Le terme « sionisme » a été créé en 1890 par l’intellectuel Nathan Birnbaum, l’un des premiers penseurs sionistes[6], et fait directement référence au Mont Sion, symbole de Jérusalem et de la Terre d’Israël.

 

L’antisionisme n’a donc rien à voir avec une quelconque critique de la politique israélienne, mais s’assimile bel et bien au refus fait aux juifs d’avoir un Etat et, par là, à de l’antisémitisme. Doudou Diène ne s’y était déjà guère trompé lorsqu’il déclarait, en 2007: « L’amalgame entre l’Etat d’Israël et toutes les communautés juives de la diaspora ou vivant en Israël, quelles que soient leur nationalité, l’essentialisation du peuple juif et la non-reconnaissance de sa diversité culturelle, religieuse et politique, sont les sources profondes de cette nouvelle forme d’antisémitisme. »

 

Critique d’Israël

 

Dans un régime démocratique, la critique politique est garantie au titre de la liberté d’expression (art.16 al.2 de la Constitution fédérale : « Toute personne a le droit de former, d’exprimer et de répandre librement son opinion »). Il est donc permis à tout un chacun de critiquer les actes ou la politique d’un Etat et Israël n’échappe pas à cette règle.

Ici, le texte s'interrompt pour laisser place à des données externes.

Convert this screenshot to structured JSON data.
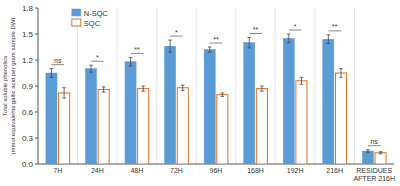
{
  "chart_data": {
    "type": "bar",
    "categories": [
      "7H",
      "24H",
      "48H",
      "72H",
      "96H",
      "168H",
      "192H",
      "216H",
      "RESIDUES\nAFTER 216H"
    ],
    "series": [
      {
        "name": "N-SQC",
        "color": "#5B9BD5",
        "values": [
          1.05,
          1.1,
          1.18,
          1.36,
          1.32,
          1.4,
          1.45,
          1.44,
          0.15
        ],
        "errors": [
          0.05,
          0.04,
          0.05,
          0.07,
          0.03,
          0.06,
          0.05,
          0.05,
          0.015
        ]
      },
      {
        "name": "SQC",
        "color": "#E07020",
        "values": [
          0.82,
          0.86,
          0.87,
          0.88,
          0.8,
          0.87,
          0.96,
          1.05,
          0.13
        ],
        "errors": [
          0.06,
          0.03,
          0.03,
          0.03,
          0.02,
          0.03,
          0.04,
          0.05,
          0.012
        ]
      }
    ],
    "annotations": [
      "ns",
      "*",
      "**",
      "*",
      "**",
      "**",
      "*",
      "**",
      "ns"
    ],
    "ylabel": "Total soluble phenolics\n(mmol equivalents gallic acid per gram sample DW)",
    "ylim": [
      0.0,
      1.8
    ],
    "yticks": [
      {
        "value": 0.0,
        "label": "0.0"
      },
      0.3,
      0.6,
      0.9,
      1.2,
      1.5,
      1.8
    ],
    "legend": "upper left"
  }
}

Les Israéliens eux-mêmes ne se privent d’ailleurs pas de critiquer leur gouvernement ou leurs institutions.

 

Dans ce cadre, l’EUMC précise, dans sa définition, que la critique d’Israël similaire à celle élevée contre n’importe quelle nation ne peut être regardée en soi comme antisémite.



[1] Encyclopédie Universalis

[2] United States Department of State, Contemporary Global Anti-Semitism : A report provided to the United States Congress, mars 2008

[3] Traduction CICAD

[4] Frédéric Encel et François Thual, Géopolitique d’Israël, éditions du Seuil, 2006, p. 353

[5] Michel Mourre, Dictionnaire d’Histoire universelle, éditions Bordas, 2006, p. 1335

[6] Né à Vienne en 1864, Nathan Birnbaum est le cofondateur, en 1882, de la première organisation d’étudiants juifs, Kadima. En 1884, il publie Die Assimilationsucht (« La maladie de l’assimilation »), un des premiers textes à développer des thèses sionistes. La même année, il fonde le périodique Selbst-Emanzipation ! (« Auto-émancipation ! »), qui reprendra, entre autres, les idées de Léon Pinsker, l’autre précurseur du sionisme. C’est dans ce cadre qu’il crée les termes « sioniste », « sionisme » et « sionisme politique ». Ses idées seront plus tard reprises et développées par Theodore Herzl.